Gene's tall form suddenly went slack and his eyelids drooped heavily. "Look, Fatboy, I'm practically asleep on my feet. My next stop is home, where I won't lose any time in renewing an acquaintance with a real bed. Take care of the buggy, will you? Give it a complete overhauling and when you're done with that, put her in storage and forget about her. Yours truly is taking a long vacation from strange worlds and stuffy rocket cabins."
Fatboy nodded absently and turned to enter the ship. Snapping his fingers, as if suddenly remembering something, he wheeled about and called after Gene, who was striding off across the field: "Hey, Mr. Drummond! Wait up a minute and lemme tell you what's happened here while you was gone. It'll make your hair stand straight up and do a jig!"
"Sorry, Fatboy," Gene shouted back. "I'll shoot the bull with you some other time. Right now I have important business with the Sandman!" The tired explorer hurried off before Fatboy could collar him and regale him with the latest thriller of the multitude of endless, blood-curdling yarns that constantly made the rounds of a spaceport. He needed sleep, and that was what he meant to get.
Pausing briefly at a mail-tube, he sent the thick envelope containing a complete report of his findings on Venus speeding on its way to Science Center, whereat the document would be given a thorough and analytical reading by the greatest minds of the system. That account would shatter the hopes of many, even his own, but it was Gene's duty to report conditions as they were, not as he wanted them to be. His job was done; Venus was the Center's baby now.
Rather than wait for a tube-train, he decided to walk the distance to his apartment, which was but two or three blocks from the spaceport. As he plodded tiredly along, strange happenings gradually made themselves known to his dulled senses. Although he was about to drop, Gene stopped to watch with a tense interest the impromptu ball game taking place on the walk before him.
A pint-sized batter stepped up to the plate and prepared to knock himself a home-run. The gamins ranged in the outfield hooted and leered, trying to shake the nerve of the midget Babe Ruth, but the boy stood his ground.

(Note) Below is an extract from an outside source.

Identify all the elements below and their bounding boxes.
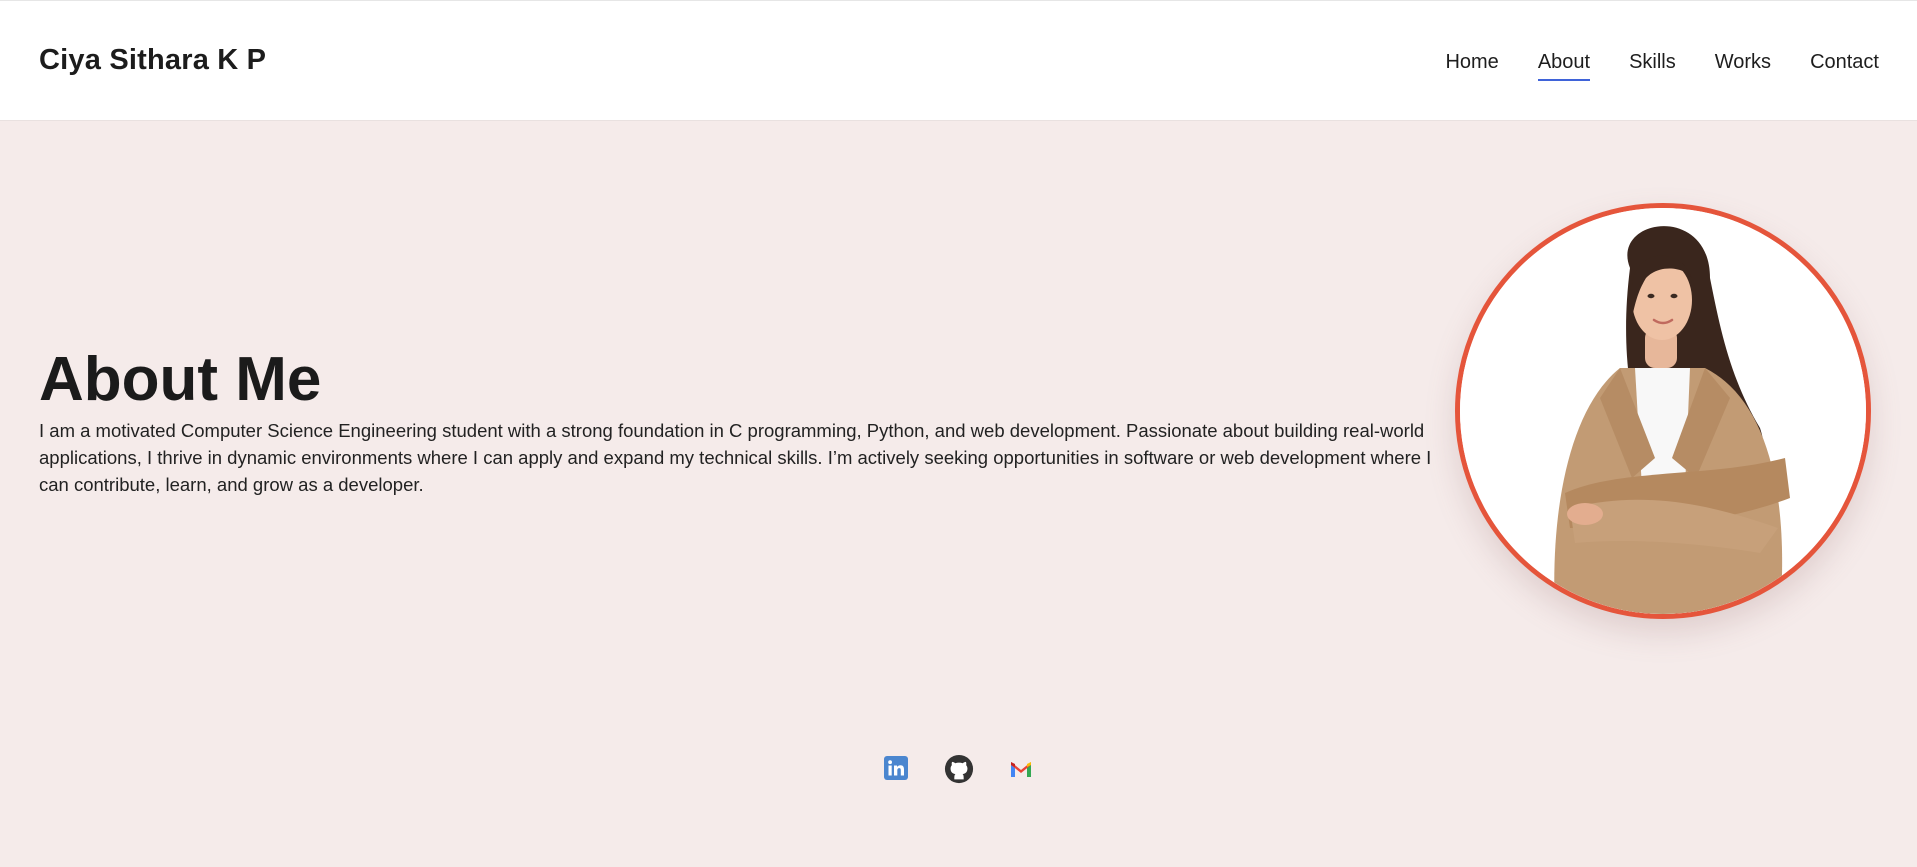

Gesturing threateningly with the light metal bat, he spat contemptuously at a fat cockroach scurrying frantically from the field of action and grimly faced his hecklers. "Play ball!" he bawled.

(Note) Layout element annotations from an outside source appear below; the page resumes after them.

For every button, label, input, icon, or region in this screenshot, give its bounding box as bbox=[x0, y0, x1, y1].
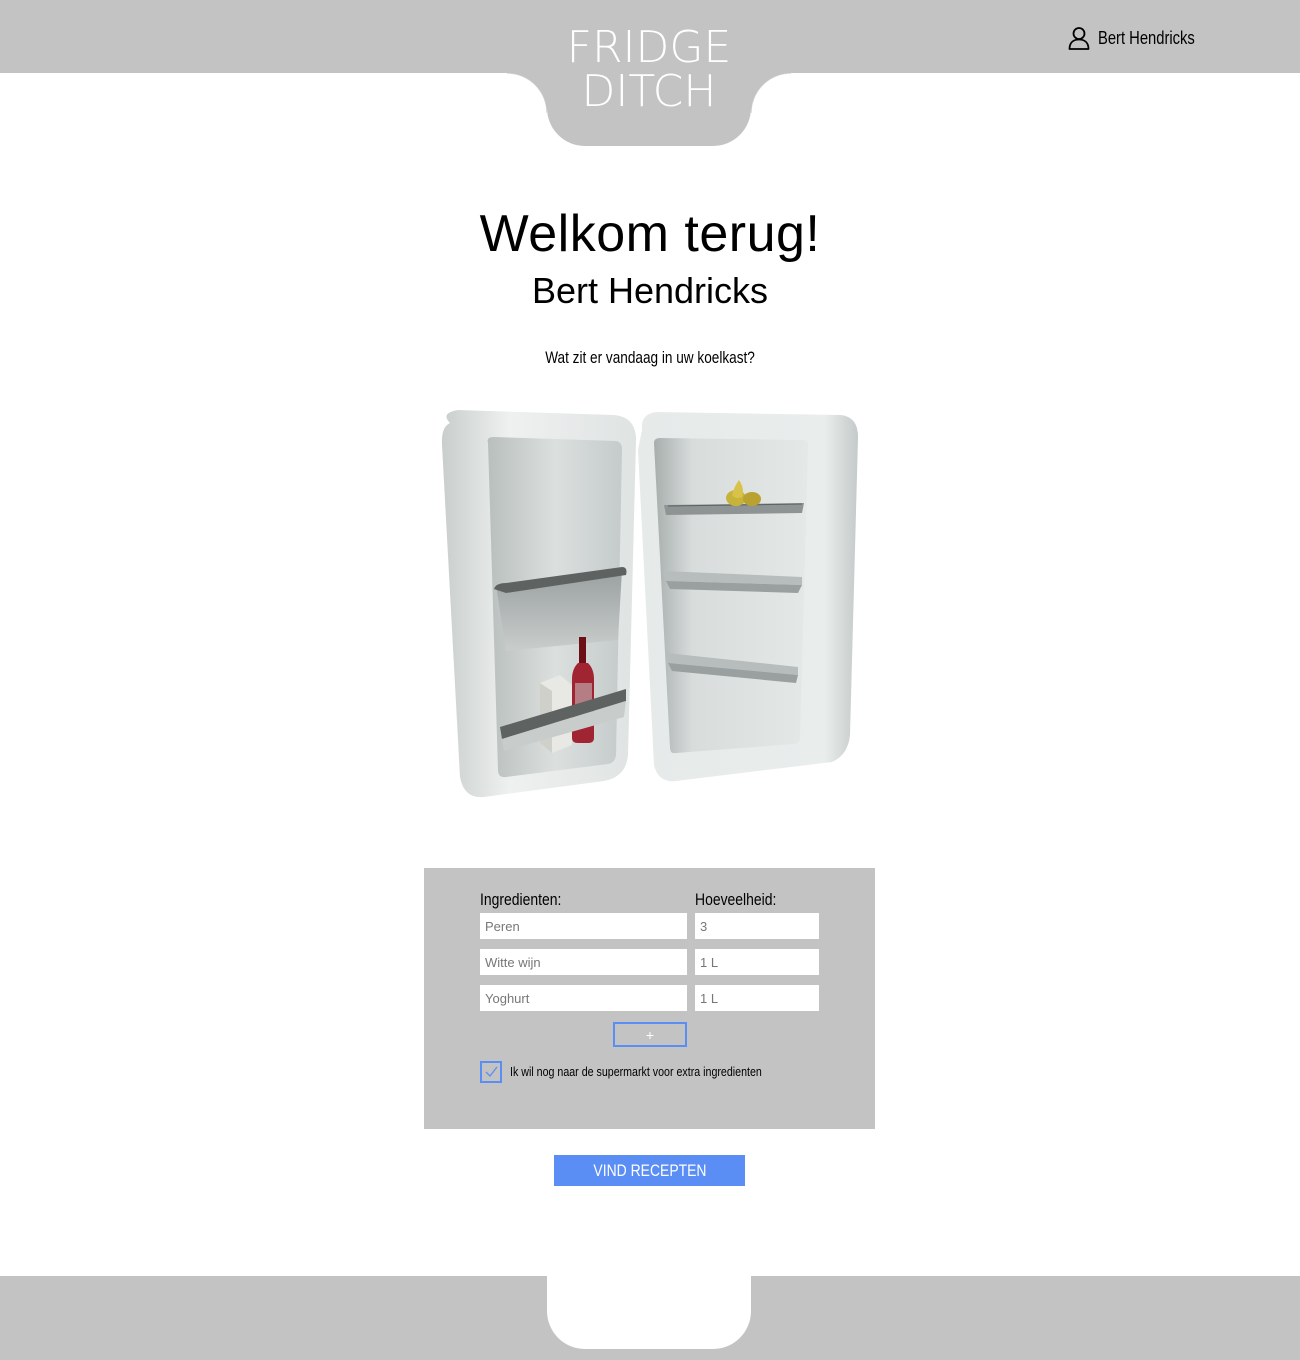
quantity-input-1[interactable] bbox=[695, 913, 819, 939]
quantity-input-2[interactable] bbox=[695, 949, 819, 975]
ingredients-label: Ingredienten: bbox=[480, 890, 579, 910]
logo-line-1: FRIDGE bbox=[566, 22, 732, 73]
ingredient-input-2[interactable] bbox=[480, 949, 687, 975]
welcome-user-name: Bert Hendricks bbox=[531, 270, 769, 311]
supermarket-checkbox-label: Ik wil nog naar de supermarkt voor extra… bbox=[510, 1064, 817, 1079]
ingredients-label-text: Ingredienten: bbox=[480, 890, 562, 909]
footer-notch bbox=[547, 1276, 751, 1349]
ingredient-input-1[interactable] bbox=[480, 913, 687, 939]
welcome-title: Welkom terug! bbox=[479, 205, 821, 263]
user-menu[interactable]: Bert Hendricks bbox=[1068, 24, 1216, 52]
quantity-input-3[interactable] bbox=[695, 985, 819, 1011]
user-icon bbox=[1068, 27, 1090, 50]
supermarket-checkbox[interactable] bbox=[480, 1061, 502, 1083]
fridge-question: Wat zit er vandaag in uw koelkast? bbox=[0, 348, 1300, 368]
user-name: Bert Hendricks bbox=[1098, 27, 1195, 48]
supermarket-checkbox-text: Ik wil nog naar de supermarkt voor extra… bbox=[510, 1064, 762, 1079]
find-recipes-label: VIND RECEPTEN bbox=[592, 1160, 707, 1180]
checkmark-icon bbox=[485, 1066, 498, 1077]
quantity-label: Hoeveelheid: bbox=[695, 890, 794, 910]
ingredients-form: Ingredienten: Hoeveelheid: + Ik wil nog … bbox=[424, 868, 875, 1129]
ingredient-input-3[interactable] bbox=[480, 985, 687, 1011]
header-curve-right bbox=[751, 73, 791, 113]
quantity-label-text: Hoeveelheid: bbox=[695, 890, 777, 909]
header-curve-left bbox=[507, 73, 547, 113]
logo[interactable]: FRIDGE DITCH bbox=[547, 26, 751, 114]
find-recipes-button[interactable]: VIND RECEPTEN bbox=[554, 1155, 745, 1186]
open-fridge-illustration bbox=[441, 410, 858, 798]
logo-line-2: DITCH bbox=[581, 66, 717, 117]
add-ingredient-button[interactable]: + bbox=[613, 1022, 687, 1047]
fridge-question-text: Wat zit er vandaag in uw koelkast? bbox=[545, 348, 755, 367]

The pitcher took him at his word, and after executing the tedious rite of winding up, whipped the ball across the plate at no mean speed. The boy in the batter's box brought his club down fast to connect solidly with the sphere in as pretty a swing as Gene ever hoped to witness, among sandlotters at least.
Gene expected to see the ball go whizzing off down the street, but the next instant his expectations were abruptly dashed, in a manner that left the biologist wide-eyed and stunned.
The flashing metal bat met the hard-thrown ball in a resounding impact, and instantly exploded into a thousand tiny fragments!